Un art de la prospective ?

Le foisonnement créatif de la prospective réactualise une question posée dès 2002 par la revue Futuribles : doit-on parler d’art ou de discipline ? L’interrogation est d’autant plus légitime que les prospectivistes sont de plus en plus enclins à emprunter aux artistes leurs modes de restitution. L’exposition Action Speaks, développée en 2024 par Superflux pour aborder les enjeux climatiques, joue ainsi des codes de la muséographie.

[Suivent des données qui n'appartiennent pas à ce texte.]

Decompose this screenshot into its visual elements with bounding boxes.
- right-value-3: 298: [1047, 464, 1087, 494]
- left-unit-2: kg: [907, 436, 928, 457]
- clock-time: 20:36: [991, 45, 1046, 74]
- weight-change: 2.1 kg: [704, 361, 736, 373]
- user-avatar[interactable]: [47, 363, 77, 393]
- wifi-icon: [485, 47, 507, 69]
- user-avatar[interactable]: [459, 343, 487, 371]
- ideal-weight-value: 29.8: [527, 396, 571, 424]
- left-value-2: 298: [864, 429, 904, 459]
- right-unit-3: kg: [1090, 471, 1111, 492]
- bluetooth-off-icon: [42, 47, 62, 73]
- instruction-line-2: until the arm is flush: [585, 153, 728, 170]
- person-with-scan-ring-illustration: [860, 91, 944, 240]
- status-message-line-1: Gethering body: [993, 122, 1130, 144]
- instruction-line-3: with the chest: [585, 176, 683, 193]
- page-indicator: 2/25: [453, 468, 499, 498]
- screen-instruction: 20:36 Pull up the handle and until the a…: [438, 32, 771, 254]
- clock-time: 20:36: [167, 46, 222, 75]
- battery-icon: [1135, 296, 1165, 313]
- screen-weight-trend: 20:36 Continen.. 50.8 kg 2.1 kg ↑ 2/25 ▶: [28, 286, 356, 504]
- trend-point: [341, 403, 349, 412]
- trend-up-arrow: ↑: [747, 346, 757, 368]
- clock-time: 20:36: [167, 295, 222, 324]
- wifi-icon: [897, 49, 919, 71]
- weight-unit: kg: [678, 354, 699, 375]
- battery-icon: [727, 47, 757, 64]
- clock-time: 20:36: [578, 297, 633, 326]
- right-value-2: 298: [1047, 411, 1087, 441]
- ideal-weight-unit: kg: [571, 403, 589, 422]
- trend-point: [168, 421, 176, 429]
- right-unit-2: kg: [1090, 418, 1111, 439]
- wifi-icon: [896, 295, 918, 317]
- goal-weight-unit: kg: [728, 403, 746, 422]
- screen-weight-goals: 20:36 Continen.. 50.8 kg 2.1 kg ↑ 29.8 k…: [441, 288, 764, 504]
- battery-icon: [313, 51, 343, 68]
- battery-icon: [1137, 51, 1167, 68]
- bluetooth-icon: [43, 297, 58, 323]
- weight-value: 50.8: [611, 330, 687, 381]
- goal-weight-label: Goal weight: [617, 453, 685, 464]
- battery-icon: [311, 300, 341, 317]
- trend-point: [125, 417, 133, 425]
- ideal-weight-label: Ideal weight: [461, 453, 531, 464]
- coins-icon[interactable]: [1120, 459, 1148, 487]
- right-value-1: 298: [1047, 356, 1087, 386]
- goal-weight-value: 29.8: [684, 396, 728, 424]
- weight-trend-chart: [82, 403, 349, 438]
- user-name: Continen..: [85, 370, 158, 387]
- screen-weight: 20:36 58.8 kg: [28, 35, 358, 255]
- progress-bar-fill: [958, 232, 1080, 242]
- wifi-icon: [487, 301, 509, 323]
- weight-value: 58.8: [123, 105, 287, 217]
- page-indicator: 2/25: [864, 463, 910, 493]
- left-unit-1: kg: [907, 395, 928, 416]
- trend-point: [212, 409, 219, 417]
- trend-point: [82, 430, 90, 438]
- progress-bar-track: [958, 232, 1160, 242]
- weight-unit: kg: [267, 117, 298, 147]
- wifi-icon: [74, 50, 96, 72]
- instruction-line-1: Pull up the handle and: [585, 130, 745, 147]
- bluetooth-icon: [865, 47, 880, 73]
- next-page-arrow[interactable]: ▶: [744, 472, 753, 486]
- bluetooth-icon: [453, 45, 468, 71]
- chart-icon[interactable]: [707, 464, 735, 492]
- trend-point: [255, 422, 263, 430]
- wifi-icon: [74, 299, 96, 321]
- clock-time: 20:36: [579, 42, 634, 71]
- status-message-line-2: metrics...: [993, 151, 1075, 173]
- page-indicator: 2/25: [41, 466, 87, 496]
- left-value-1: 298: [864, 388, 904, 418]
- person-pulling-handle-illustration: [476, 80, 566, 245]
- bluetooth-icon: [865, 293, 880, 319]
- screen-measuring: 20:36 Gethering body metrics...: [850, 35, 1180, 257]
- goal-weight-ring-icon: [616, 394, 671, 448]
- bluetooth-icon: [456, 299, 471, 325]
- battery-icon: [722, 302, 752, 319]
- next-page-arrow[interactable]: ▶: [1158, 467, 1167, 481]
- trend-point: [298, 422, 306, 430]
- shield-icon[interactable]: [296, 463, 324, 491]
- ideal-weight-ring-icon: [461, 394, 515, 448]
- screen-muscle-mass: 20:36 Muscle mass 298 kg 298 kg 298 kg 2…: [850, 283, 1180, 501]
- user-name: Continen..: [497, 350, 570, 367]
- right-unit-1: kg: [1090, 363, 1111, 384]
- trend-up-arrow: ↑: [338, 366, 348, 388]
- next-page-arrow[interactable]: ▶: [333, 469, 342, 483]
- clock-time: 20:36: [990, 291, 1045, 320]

Les chercheurs finlandais Kai Lehikoinen and Satu Tuittila, de l’Université des arts d'Helsinki, proposent quant à eux d’évaluer l'efficacité des approches basées sur l’art dans les ateliers de prospective. À l’ESCP, le programme Improbable World : An Art Thinking Experience, mené par Sylvain Bureau, développe toute une théorie à la croisée de l’art et de l’entrepreneuriat. Autour de 6 pratiques structurantes (donner, détourner, détruire, dériver, dialoguer et disposer), les participants sont ainsi invités à créer des œuvres propres à questionner leurs certitudes…

Alors que l’incertitude est en train de s’imposer comme un trait majeur du monde contemporain, l’émergence d’une prospective créative - voire artistique - peut sembler naturelle. Elle prolonge en effet la figure de l’artiste, présentée par le sociologue Pierre-Michel Menger dans Être artiste, œuvrer dans l’incertitude, comme capable de réconcilier l’imprévisible et l’inévitable. « La facture de l’œuvre est imprévisible – l’originalité est la signature de la surprise, c’est une valeur cardinale, considérablement estimée par notre culture – et pourtant, telle qu’elle se présente, l’œuvre réussie impose un caractère d’inévitabilité – au sens où elle ne peut être autrement ».